After the end of the dogeship of Adorno, Nicolò returned to the highest functions in the Genoese state. In 1371, he was sent as ambassador to Portugal. The following year, the took the castle of Roccatagliata from the rebel nobles of the Fieschi family. He then occupied numerous positions within the Genoese government, in particular, he was elected a third time to the council and sent as ambassador to the pope in Avignon. In 1375, he also became one of the shareholders of the maona di Cipro, an association in charge of capturing the island of Cyprus.
At the time, the power of the popolani over the city was under the threat of a three-way alliance between the Venetian Republic, the Viscontis of Milan and the Genoese nobles who intended to regain the upper hand over the affairs of the city. The threat materialized in 1378, when the mercenaries of the company of the Star paid by the duke of Milan took control of the Genoese countryside. The city was in turmoil and, on June 17, the crowd stormed the dogal palace and elected Antoniotto Adorno as the new doge. But the leaders of the popolani party were wary of the ambitious young Adorno and, a few hours later, the elected Nicolò Guarco the new doge of the Republic.
To concentrate the forces of the city on the challenge posed by the Venetians, Nicolò farmed out the administration (and pacification) of the island of Corsica to yet another maona. Even more importantly, on September 22, the doge signed with the representative of the noble exiles an agreement associating them to the government of the Republic, simply barring them from the position of doge. This treaty allowed to solve the problem of the scheming fuorusciti which had plagued the Republic since its creation in 1339.
The doge came to an agreement with the employers of the company of the Star and tried to pay the mercenaries so that they would leave the Ligurian countryside. But Venetian gold quickly brought the mercenaries back under the walls of the city. On September 24, 1379, finally, the troops of the Republic backed by the noble militias crushed the mercenaries. Nicolò was now free to turn the re-invigorated forces of Genoa against Venice.

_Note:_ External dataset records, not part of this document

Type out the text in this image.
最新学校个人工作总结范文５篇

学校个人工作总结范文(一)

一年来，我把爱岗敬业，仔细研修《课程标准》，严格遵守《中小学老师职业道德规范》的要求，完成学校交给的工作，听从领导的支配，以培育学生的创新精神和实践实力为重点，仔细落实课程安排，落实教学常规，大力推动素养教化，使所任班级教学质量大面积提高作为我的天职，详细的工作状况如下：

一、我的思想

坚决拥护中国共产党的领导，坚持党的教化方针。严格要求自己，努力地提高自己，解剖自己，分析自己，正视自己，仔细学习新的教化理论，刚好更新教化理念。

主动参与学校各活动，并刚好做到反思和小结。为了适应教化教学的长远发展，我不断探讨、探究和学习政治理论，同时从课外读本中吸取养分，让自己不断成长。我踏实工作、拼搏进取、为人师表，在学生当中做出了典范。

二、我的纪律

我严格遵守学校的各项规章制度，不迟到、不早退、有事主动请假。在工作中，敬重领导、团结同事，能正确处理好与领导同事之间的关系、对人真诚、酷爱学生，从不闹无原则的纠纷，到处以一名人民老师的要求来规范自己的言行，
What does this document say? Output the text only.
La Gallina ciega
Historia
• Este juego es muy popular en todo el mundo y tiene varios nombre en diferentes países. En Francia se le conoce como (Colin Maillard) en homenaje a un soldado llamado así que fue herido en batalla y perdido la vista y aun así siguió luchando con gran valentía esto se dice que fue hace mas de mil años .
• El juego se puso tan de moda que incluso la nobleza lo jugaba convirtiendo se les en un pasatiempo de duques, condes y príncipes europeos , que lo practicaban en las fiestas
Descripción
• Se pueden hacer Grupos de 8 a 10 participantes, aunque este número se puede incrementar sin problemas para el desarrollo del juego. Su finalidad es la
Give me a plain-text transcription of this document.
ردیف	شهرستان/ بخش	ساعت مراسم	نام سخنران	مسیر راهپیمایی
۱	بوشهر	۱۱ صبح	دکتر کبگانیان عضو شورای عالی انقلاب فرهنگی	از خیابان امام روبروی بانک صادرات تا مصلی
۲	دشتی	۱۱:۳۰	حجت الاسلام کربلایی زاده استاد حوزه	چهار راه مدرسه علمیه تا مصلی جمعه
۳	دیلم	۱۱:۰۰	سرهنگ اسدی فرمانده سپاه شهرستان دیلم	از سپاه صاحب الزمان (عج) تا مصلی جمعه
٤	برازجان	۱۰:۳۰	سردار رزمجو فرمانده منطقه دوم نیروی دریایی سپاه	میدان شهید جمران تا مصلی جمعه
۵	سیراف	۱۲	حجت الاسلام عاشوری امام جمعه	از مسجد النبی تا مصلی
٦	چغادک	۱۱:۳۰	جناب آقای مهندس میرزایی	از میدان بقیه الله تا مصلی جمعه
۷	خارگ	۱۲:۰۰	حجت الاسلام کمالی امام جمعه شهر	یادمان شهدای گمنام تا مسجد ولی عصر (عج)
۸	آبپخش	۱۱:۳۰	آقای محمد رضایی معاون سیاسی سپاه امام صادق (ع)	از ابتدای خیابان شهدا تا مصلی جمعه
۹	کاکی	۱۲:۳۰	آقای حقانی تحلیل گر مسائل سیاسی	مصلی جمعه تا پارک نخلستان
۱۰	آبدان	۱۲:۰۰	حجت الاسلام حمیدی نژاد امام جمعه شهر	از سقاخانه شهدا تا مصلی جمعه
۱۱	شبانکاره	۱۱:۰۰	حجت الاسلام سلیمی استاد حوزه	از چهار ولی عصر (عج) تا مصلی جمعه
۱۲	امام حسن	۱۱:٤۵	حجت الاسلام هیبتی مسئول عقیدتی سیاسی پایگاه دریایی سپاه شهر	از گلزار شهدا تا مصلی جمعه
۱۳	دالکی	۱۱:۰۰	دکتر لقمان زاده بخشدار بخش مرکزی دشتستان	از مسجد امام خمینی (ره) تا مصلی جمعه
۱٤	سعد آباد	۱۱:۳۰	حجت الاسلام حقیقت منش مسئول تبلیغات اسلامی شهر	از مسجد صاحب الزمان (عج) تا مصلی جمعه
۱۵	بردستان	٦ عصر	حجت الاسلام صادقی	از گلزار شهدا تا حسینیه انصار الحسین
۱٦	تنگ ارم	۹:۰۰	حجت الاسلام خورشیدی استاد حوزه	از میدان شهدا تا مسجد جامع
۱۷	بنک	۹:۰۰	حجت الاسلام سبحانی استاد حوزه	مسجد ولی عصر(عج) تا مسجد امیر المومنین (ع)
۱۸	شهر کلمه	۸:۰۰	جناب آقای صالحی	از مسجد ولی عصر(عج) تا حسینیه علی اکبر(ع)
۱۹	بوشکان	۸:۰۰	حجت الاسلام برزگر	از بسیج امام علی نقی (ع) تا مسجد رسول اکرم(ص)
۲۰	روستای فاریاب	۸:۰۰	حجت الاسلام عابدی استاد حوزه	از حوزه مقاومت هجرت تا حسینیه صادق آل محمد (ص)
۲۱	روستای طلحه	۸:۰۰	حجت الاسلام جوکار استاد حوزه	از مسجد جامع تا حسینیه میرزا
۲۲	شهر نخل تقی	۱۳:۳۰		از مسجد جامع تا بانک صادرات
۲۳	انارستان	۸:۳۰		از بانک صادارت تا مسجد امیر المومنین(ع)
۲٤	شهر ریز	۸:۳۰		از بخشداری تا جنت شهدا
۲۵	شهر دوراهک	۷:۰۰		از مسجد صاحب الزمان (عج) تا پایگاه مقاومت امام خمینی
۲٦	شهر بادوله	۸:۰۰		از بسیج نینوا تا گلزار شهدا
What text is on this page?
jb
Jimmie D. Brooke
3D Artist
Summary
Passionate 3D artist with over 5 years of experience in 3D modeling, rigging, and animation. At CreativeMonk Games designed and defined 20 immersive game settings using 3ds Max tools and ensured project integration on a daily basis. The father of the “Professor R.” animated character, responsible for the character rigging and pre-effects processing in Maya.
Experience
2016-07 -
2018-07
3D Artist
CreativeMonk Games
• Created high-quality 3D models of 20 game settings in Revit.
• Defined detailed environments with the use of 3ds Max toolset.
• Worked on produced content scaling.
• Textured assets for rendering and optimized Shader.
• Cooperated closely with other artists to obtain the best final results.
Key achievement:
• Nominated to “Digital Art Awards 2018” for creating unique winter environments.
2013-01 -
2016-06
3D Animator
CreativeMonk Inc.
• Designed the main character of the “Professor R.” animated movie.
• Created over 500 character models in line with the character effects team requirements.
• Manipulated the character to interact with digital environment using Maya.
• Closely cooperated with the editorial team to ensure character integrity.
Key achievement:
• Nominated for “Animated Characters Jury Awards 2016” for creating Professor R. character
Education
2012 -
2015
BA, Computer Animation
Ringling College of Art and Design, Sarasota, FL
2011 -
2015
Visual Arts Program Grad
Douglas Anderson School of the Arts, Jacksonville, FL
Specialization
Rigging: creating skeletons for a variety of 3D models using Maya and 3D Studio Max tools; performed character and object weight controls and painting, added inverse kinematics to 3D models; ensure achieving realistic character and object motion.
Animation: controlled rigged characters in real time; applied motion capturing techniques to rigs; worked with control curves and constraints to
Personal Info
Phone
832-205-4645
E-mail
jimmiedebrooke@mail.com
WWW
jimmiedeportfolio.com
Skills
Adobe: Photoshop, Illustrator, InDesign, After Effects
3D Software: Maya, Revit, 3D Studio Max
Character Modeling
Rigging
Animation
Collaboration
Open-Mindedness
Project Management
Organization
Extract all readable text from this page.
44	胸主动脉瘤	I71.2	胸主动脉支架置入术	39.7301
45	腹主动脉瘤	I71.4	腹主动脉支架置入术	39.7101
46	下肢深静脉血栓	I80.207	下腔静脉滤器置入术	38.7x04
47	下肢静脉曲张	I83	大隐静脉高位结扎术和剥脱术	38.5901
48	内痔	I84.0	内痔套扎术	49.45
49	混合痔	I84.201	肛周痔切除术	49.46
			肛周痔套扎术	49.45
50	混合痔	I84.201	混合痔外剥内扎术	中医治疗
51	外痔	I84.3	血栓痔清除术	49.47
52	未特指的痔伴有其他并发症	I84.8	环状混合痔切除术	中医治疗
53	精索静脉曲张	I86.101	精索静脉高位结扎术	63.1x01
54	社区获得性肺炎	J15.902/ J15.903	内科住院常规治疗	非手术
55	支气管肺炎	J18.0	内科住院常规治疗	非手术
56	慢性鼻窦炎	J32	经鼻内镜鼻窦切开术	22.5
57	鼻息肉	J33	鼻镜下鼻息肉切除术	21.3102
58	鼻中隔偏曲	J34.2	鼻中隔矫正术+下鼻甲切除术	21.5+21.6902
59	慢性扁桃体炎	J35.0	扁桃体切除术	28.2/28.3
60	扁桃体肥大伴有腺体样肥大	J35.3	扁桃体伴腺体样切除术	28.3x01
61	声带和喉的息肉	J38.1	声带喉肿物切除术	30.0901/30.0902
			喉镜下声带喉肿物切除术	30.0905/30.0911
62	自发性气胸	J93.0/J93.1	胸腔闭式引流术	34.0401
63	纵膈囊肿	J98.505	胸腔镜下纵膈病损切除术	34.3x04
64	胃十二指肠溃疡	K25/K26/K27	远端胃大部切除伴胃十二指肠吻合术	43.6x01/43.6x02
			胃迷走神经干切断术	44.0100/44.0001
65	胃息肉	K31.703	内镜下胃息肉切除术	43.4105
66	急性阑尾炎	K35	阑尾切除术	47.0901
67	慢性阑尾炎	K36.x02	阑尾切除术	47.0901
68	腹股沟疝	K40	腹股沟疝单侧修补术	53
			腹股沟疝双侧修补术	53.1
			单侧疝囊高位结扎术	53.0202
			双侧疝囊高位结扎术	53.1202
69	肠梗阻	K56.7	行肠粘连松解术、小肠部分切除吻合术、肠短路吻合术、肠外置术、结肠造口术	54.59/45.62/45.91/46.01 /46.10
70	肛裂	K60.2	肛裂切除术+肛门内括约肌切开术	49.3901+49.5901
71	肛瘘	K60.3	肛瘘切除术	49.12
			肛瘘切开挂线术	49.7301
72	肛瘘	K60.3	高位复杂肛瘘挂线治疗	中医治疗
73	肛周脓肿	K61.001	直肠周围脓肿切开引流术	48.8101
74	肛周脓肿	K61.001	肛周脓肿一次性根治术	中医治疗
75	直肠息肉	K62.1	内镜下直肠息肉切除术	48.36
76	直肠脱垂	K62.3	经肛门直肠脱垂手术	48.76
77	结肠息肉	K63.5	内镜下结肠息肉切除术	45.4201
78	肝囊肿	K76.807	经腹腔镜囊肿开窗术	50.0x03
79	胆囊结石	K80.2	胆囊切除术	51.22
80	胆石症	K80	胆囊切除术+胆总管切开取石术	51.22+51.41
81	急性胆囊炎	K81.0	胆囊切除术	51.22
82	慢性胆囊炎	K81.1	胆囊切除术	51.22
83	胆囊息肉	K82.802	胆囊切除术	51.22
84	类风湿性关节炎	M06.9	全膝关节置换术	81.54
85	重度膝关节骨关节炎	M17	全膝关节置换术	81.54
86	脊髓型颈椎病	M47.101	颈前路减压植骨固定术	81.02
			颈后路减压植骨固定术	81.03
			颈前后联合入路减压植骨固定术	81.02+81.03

On August 6, 1379, the allied troops of Genoa, Hungary, Austria, Carrara and Aquileia managed to take the island of Chioggia in the Venetian laguna, forcing the city to demand terms. But the conditions asked by the Genoese admiral Pietro Doria were so severe that the Venetians decided to resume fighting. The Venetians managed to engineer a counter-attack and by June 26, 1380, the Genoese troops in the laguna had to surrender.
Pushed out of office
The defeat triggered a series of rebellions among the noble families of the countryside. The doge managed to squash them but the mounting cost of the war was starting to create unrest within the city itself. Meanwhile, changes imposed upon the judicial administration and the augmentation of the number of body guards were feeding fears that the doge was aiming at creating an autocratic power base for himself. Confronted with mounting criticism, the doge was forced to expel his noble allies from government, decrease taxes and call back his exiled political enemies, the Fregoso and the Adorno.
Antoniotto Adorno quickly gained the heart of the people and on April 6, 1383, he forced Nicolò Guarco to abandon the dogeship (but not to be elected doge after him). Guarco fled the city and found refuge in Finale. Soon after, the new doge, Leonardo Montaldo, allowed him to return to Genoa. A new plague ravaged the city in 1384, the doge succumbed to the disease and this time Antoniotto Adorno managed to get elected. Nicolò, once more, headed towards Finale, but the local lord, the marquis Del Carretto, had changed camp and he delivered him to the new doge. Nicolò was sent to the castle of Lirici as a prisoner and died there maybe as early as the summer of 1384.
- Musso, Riccardo (2003). "Dizionario Biografico degli Italiani". Retrieved 4 March 2012.